Pilatch Card Games

UnPub Mini, Part Three - Æther

Of the other designers' games at the May 19th UnPub mini, the first I got to play was named "Æther."

Æther was an attempt to "fix" Magic: the Gathering, in one respect. A common gripe among Magic players is mana. You either get too little, or too much. For the uninitiated, mana is what powers your spells in M:tG. If you don't have enough of it, the game won't be much fun for you because you can't do anything. If you draw nothing but mana, on the other hand... the game won't be much fun for you because you can't do anything! Seasoned players might instead argue that, "If you're havin' mana problems, I feel bad for ya, son.

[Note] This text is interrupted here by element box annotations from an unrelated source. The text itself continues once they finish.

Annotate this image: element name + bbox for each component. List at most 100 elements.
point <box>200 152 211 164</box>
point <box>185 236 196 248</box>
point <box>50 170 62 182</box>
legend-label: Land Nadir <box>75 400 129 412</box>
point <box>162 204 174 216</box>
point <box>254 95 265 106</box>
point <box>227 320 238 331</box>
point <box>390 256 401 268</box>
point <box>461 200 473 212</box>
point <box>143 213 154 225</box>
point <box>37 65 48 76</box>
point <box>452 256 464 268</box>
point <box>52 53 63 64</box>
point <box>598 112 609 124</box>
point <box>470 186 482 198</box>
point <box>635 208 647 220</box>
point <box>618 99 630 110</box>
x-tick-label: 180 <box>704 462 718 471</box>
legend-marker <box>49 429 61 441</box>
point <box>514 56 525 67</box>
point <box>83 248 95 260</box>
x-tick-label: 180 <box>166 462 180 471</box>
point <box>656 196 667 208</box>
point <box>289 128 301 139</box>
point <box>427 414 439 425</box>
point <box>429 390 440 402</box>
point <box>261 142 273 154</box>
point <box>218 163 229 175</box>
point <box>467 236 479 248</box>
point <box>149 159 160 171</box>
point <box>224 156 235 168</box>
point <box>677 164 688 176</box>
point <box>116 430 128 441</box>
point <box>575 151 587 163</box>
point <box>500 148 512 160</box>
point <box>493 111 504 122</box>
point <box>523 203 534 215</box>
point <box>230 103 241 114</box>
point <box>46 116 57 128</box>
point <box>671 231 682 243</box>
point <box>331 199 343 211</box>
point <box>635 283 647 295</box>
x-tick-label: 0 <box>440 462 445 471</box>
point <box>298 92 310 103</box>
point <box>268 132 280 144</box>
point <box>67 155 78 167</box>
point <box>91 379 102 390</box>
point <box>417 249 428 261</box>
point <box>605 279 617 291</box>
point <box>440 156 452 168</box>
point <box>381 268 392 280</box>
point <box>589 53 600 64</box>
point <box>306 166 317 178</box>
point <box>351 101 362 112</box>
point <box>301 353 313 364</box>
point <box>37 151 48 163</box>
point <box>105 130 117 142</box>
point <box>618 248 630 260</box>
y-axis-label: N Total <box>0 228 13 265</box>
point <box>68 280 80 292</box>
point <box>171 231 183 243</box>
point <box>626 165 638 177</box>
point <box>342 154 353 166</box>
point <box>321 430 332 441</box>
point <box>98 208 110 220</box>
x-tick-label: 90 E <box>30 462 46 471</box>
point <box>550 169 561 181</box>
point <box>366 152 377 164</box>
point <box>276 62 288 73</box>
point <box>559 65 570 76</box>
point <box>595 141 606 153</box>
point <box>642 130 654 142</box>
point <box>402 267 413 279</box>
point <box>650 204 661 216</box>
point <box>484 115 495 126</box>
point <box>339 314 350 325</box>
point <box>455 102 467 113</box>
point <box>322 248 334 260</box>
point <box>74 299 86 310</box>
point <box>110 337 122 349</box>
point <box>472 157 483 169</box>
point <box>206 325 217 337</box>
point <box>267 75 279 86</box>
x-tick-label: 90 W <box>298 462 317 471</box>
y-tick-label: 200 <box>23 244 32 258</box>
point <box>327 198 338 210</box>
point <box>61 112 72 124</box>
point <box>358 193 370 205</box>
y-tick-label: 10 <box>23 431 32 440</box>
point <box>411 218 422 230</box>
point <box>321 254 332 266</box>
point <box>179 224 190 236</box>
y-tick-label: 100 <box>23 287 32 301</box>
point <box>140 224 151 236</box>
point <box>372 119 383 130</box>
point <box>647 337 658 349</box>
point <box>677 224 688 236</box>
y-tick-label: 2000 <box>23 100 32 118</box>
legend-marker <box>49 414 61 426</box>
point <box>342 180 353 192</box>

I got 99 cards, and EDH is fun!"

So Æther's solution was to create a game that had the juicy tidbits of Magic: the Gathering, but without the mana problems. I thougt that game had already been made, and that it was called Duel Masters. But my cynicism was short-lived because Æther was more than just a Magic ripoff without mana, it was also a ripoff of Uno! You may be thinking, well isn't Pilatch just a ripoff of Poker, and Rock Paper Scissors? Totally. As it turns out, stealing ideas and making them into your own is the epitome of creativity. T. S. Eliot would back me up on this. There's also research suggesting William Shakespeare was so productive because of the loose intellectual property laws/enforcement in his creative environment, and his numerous high quality peers/competitors for him to siphon ideas from.

Therefore, Æther promised to be a bundle of awesome because it smooshed together two staples of the card game industry. Like Uno, the goal was to get rid of all the cards in your hand. Or, that was one of the goals. Because Æther was also like Magic, players had life totals too. You could win by killing someone, and slurp up that player's tangy nectar of vitality, thus ascending to the level of god-buster supreme, or whatever the lore called it.

What actually happened? We took turns putting creature cards onto the table, based on the previous card's number or color, like Uno. Why were there so many creatures? Because Wizards of the Coast's vast marketing and development data proved that monsters were the best part of Magic. As a result the Æther game designers built the central deck that we players shared with tons of creature cards.

In the early portion of our four-player game of Æther, there were not as many creatures, so those of us who were fortunate to play big creatures early put the beatdown on lightly defended opponents. The table soon evened out, and there were few profitable attacks, so the game devolved into a slightly advanced version of Uno, with skip-a-player cards, reverses, draw-two cards, etc. Occasionally a card would have an effect that would return a card to a player's hand, which had the double benefit of removing a defender, and slowing that player from emptying her hand. You might also steal a creature from somebody. However, attacking was still not viable in the middle-to-late game, even with these effects because there were so many creatures. If you attacked with your army, it left you open to counter attack from the other players. It seemed equally fruitless to attack with only a couple dudes, because of the defender's advantage — deciding which monsters block which, and who gangs up on whom.

The stagnation might have been less restrictive, were there were more combat tricks. If I could play a card from my hand, at any time (provided it met the Uno restriction), to affect creatures, then I may have considered sending a lone creature to infiltrate an opponent. At least I could bluff.

At the end of the game, our strategy was to look at the player's hand with the fewest cards in it. Remember which were played, and convince the rest of the table not to play cards of a certain quality, so that player could not empty her hand. This situation is ironic because the Æther designers wanted to eliminate a part of Magic that prevented players from playing cards, but they found a new way to foster inactivity.

My criticism is admittedly harsh, but Æther has potential to develop in a number of different directions, given its resources. The state of the game was very young when I played. The game designers only had one piece of original artwork, (I thought it looked pretty good), and had cut each card from stock, by hand. Along with the unique card templates, that's a lot of hard work. I know this from experience. The best thing for the Æther designers to do now is to continue development at events like these.

Recap of the UnPub Mini event in West Chester, PA, from May 19, 2012.